- Se estás assim tão longe, como regressas? Como sabes que é o momento de regressar?
Tudo aquilo começava a encaixar-se na minha cabeça como um puzzle. Juntava cada palavra que ele me dizia e deixava a pilha gigantesca das restantes peças de lado. Uma peça de cada vez…
- A realidade chama-nos. – Explicou-me remexendo nos bolsos à procura de alguma coisa. Retirou um pequeno objecto reluzente que apertou entre os dedos e voltou a colocá-lo no bolso. - Aqui não dependemos de necessidades físicas como a fome e a sede. Apesar de adormecermos o sono não nos descansa. Podemos deslocar-nos com alguma rapidez no início e afastar-nos dos pontos de encontro grandes distâncias. Mas depois perdes energia, sentes-te fraca e és obrigada a voltar.
- Quanto tempo levas a regressar ao teu ponto de encontro se estás tão longe? – Interroguei perdendo-me entre linhas e lutando para que conseguisse entender tudo o que ele dizia, estendido na minha frente, espreguiçado como um gato ao sol. – Quanto tempo levas a sentir-te fraco?
- Depende.
- De? – Insisti encostando-me na rocha oposta e estendi as pernas dormentes ao lado das dele. As minhas pernas estavam completamente arranhadas. Depois de a roupa se ter tornado um adorno miserável e esfarelado acabara por nem me aperceber de quantas mazelas me tinham deixado naquele estado. Não importava.

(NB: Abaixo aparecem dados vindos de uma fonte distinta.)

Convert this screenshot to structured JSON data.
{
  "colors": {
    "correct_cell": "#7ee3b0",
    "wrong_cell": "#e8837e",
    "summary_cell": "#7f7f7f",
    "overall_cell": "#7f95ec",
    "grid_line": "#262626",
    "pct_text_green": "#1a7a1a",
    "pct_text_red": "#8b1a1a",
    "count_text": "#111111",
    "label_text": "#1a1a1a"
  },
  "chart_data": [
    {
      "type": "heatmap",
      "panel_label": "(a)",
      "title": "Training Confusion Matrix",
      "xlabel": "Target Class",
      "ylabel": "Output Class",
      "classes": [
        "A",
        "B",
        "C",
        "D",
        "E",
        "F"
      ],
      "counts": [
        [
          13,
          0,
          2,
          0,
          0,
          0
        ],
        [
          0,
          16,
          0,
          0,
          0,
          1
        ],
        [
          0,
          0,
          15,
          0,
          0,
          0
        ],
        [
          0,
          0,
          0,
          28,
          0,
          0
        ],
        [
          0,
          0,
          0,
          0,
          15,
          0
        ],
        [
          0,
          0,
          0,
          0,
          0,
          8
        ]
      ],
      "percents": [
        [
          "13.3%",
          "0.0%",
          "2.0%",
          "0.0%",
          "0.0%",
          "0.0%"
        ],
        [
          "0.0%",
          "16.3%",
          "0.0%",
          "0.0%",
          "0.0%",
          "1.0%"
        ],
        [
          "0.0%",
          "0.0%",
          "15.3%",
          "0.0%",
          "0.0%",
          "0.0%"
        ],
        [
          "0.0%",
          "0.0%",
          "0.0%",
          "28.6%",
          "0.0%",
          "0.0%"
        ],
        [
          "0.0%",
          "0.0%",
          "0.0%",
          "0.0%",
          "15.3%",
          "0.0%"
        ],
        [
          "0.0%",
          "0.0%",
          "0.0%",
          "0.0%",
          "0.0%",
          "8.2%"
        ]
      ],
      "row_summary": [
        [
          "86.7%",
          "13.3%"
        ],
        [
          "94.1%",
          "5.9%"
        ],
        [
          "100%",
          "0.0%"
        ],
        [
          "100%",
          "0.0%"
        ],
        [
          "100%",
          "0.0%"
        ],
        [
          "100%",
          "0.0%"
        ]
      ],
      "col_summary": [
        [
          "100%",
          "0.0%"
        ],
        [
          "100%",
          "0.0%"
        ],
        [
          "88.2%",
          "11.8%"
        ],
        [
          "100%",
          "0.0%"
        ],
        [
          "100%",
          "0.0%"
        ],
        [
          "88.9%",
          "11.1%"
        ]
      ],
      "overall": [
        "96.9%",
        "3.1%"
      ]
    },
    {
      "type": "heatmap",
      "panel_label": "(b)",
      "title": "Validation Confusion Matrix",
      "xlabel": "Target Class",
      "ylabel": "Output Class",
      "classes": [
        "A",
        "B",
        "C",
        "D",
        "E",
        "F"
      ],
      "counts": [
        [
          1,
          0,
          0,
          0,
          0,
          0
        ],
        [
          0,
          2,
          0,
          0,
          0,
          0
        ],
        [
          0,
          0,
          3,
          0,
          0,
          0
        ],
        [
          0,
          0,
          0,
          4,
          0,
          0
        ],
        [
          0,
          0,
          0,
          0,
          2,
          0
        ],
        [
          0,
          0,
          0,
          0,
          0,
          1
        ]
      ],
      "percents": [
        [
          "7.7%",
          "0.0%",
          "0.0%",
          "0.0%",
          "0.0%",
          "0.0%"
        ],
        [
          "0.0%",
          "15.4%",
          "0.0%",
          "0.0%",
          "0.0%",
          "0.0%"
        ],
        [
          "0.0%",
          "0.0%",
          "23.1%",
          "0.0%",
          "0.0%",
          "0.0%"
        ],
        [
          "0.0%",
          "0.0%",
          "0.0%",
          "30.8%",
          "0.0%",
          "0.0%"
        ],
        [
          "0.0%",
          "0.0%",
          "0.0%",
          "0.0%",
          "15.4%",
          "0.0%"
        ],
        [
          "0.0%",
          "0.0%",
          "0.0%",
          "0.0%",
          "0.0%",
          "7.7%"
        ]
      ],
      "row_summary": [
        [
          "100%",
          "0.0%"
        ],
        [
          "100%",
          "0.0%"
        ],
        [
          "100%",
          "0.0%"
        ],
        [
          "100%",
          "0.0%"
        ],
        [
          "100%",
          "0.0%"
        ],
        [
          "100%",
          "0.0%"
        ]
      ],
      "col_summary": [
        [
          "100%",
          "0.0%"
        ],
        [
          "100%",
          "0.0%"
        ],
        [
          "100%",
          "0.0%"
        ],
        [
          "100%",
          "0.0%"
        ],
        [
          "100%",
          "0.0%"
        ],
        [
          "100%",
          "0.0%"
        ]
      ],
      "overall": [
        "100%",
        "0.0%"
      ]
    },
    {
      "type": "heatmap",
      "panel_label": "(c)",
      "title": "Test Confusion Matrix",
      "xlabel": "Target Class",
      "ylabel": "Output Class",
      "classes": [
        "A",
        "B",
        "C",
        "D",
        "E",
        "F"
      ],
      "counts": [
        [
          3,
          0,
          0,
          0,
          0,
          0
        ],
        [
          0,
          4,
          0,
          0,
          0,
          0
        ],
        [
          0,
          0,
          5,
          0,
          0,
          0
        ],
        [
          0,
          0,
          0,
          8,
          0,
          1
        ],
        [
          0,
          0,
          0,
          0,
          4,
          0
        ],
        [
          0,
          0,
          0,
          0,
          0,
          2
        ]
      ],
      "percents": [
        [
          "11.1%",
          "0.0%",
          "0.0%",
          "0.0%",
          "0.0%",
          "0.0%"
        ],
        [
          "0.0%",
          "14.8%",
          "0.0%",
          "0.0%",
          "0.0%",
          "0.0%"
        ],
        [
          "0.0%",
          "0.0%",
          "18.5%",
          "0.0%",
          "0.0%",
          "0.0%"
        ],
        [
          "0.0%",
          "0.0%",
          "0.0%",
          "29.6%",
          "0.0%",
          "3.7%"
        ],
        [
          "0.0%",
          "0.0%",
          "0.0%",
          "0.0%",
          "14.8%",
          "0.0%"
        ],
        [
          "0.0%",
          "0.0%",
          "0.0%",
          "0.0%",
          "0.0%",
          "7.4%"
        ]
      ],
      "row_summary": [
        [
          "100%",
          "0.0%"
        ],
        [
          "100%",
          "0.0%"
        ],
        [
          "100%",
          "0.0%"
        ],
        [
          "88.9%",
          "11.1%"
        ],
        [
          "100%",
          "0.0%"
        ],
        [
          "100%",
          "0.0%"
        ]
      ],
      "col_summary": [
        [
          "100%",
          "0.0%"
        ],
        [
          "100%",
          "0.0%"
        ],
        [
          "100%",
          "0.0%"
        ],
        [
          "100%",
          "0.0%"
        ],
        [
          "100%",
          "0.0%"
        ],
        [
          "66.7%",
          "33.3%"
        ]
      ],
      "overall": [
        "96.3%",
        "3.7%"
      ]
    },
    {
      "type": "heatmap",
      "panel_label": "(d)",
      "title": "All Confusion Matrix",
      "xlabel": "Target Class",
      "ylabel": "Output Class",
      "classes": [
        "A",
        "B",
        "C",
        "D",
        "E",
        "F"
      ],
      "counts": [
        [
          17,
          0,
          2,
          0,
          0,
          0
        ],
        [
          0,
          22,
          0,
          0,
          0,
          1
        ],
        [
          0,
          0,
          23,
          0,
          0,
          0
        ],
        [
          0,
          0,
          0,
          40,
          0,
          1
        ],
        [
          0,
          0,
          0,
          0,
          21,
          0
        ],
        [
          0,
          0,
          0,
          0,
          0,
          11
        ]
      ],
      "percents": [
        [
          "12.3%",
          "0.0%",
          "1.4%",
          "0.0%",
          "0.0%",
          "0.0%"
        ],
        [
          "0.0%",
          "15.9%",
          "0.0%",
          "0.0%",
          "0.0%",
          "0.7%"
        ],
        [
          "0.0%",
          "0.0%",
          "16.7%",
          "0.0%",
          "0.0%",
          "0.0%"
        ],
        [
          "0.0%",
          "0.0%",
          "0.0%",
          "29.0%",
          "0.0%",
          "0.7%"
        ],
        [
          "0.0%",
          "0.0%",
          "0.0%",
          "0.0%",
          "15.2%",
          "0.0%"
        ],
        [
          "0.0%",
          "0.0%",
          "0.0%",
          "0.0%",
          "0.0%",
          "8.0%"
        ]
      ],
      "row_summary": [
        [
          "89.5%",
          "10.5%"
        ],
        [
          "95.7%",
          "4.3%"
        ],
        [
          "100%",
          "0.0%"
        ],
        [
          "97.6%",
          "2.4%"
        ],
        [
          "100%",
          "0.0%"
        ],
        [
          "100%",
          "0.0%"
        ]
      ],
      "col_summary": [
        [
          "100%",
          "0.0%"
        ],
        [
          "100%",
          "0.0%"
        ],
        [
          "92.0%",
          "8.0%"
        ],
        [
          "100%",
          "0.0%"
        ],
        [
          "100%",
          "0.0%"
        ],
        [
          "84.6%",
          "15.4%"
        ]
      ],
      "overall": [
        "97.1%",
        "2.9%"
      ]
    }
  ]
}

- Depende de quanto tempo já estiveste ali fora. – Indicou com um aceno de cabeça para a cascata ruidosa que se elevava à nossa voz obrigando a que tivéssemos de estar tão perto um do outro para nos fazermos ouvir – Existe uma espécie de evolução. A tua resistência aumenta com as distancias que percorres.
Calei-me entregue a um momento de ponderação. Tinha de pensar, juntar mais umas peças ao puzzle. O problema é que, quanto mais peças encaixava, outras tantas surgiam na pilha do que desconhecia. Portanto a minha rua, que era o meu “ponto de encontro”, tinha um portão que levava a um “espaço comum” onde se partilhavam todos os sentimentos e emoções de um “todo”. Constituído não sabia pelo quê, nem por quem, nem a sua dimensão (que se afigurava grande), e mais importante, como regressava ao meu horizonte se estivesse demasiado longe?
- Não me respondeste a uma pergunta. – Encolhi as pernas ate junto do peito e senti os vergões da minha pele arderem por os esticar envoltos nos meus braços. Suspirei incapaz de reclamar da dor e fitei aqueles olhos escuros na sombra à minha frente – Como regressas à realidade?
- Fazes muitas perguntas. – Reclamou com um pequeno sorriso que deturpou a tentativa de parecer sério e intransponível – Aliás, falas demais. – Endireitou-se esticando os membros como se tentasse abarcar o espaço que nos acolhia com languidez e olhou circunspecto para o pedaço da minha rua que estava além do portão. – Levas uma parte do teu “eu” contigo. Um objecto que te faça recordar a realidade.
- E depois?
- Depois… bem, depois essa é a única forma de voltar. – Falou com toda a naturalidade. Como se aquilo fosse a coisa mais fácil de concretizar e não existissem quaisquer questões que me fizessem duvidar de que era todavia simples de levar aquilo a cabo. – Mas não acho que sejas capaz de o fazer.
A sua dúvida, consistente ou não, deu-me uma pontada precisamente no local onde o orgulho morava no meu peito. Um estranho, que não me conhecia de lado nenhum e que subestimava as minhas capacidades, duvidando de que não seria capaz de regressar à minha realidade se decidisse afastar-me e ver com os meus próprios olhos aquilo de que ele falava. E da forma como falava, comecei a achar que, já que a minha rua se tornara parte do que fluía daquele mundo, não perderia nada em ser corajosa e dar meia dúzia de passos para fora daquela gruta.
- Porque achas que não sou capaz? – Perguntei agora de tom inflamado e postura tomada de pudor. Sentia as orelhas a arder e a minha respiração cortar o ar na minha frente em golfadas ofegantes.
- Porque és frágil demais. – Respondeu sem qualquer crueldade. Vi as suas maxilas flectirem ao olhar para mim e se perder na direcção da cascata. - O objecto da nossa realidade não é a única coisa que nos faz regressar ao ponto de encontro. Existem coisas ali fora que… - Parou sem terminar o que ia dizer deixando-me frustrada pela lacuna. - Não ias resistir muito tempo.